The global sell-off continued on stocks
Fears of a global recession caused by the coronavirus pandemic are increasing as more cases are declared in new countries. This has triggered a flight to safety by investors spooked by the uncertainty over the duration and severity of the crisis. It is therefore not surprising to see the yen and the Swiss franc strengthening across the board, noticeably against the US dollar, with gains of 0.8% and 0.2% respectively. The recent strength of the euro versus other majors is also worth noting. The single currency is trading at $1.1041 at the opening of European markets, having climbed more than 2.4% against the greenback over the last seven days (see attached chart). This may be indicative of returning flows to the eurozone by investors that, facing a crisis of unknown proportions, are repatriating the proceeds of positions alienated elsewhere.

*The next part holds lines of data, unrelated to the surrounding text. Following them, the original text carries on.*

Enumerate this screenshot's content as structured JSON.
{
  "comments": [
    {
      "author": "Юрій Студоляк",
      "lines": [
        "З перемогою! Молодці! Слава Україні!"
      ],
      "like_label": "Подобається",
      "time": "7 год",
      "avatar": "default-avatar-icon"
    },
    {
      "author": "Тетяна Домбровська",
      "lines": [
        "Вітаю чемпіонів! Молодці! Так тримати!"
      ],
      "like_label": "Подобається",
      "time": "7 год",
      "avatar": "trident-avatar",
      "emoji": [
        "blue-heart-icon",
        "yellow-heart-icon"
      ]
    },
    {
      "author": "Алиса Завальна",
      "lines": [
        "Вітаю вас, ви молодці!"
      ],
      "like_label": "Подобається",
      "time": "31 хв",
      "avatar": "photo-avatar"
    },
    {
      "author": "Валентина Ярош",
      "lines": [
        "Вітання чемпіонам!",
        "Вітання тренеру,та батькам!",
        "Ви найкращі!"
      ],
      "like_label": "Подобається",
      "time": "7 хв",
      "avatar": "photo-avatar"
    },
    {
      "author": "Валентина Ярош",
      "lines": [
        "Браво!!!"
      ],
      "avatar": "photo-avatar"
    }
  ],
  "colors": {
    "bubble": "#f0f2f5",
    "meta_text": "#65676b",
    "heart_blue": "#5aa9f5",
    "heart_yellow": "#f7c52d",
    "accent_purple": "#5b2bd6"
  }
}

Ricardo Evangelista – Senior Analyst, ActivTrades
The global sell-off continued on stocks on Friday as market sentiment keeps on being weighed down by the latest developments on the struggle against the deadly coronavirus. Despite the number of cases slowing down in China, the surge of outbreaks on all continents has clearly impacted investors’ risk appetite this week, causing one of the biggest sell-offs since the 2008 financial crisis. Strong volatility spikes combined with the massive bearish moves on most benchmarks (-2000pts on the DAX-30 since last week) suggest market participants are in a “panic mode” selling everything at almost any price. Stock traders, particularly energy shares investors, also have to factor in rising geopolitical tensions in the Middle East after Russia reportedly killed 33 Turkish soldiers in a bombing in northern Syria. However, as the current sell-off remains mostly driven by fears over the economic impact of the virus, a sharp trend reversal could take place if the situation were to improve, even slightly, or if nations and central banks were to propose solid financial plans to sustain growth everywhere. In the meantime, health care and materials are the most impacted sectors of the Stoxx-50 Index with companies like Fresenius and Sanofi among the top movers. The DAX-30 Index remains the most impacted eurozone index of with the market now trading well below 12,000pts (see attached chart). A slight bullish correction may take place today as bear traders may want to take some profits ahead of the weekend which could send prices back to 12,000pts today. However, a fall through the 11,750 zone could extend the current bearish move to 11,450pts-11,500pts.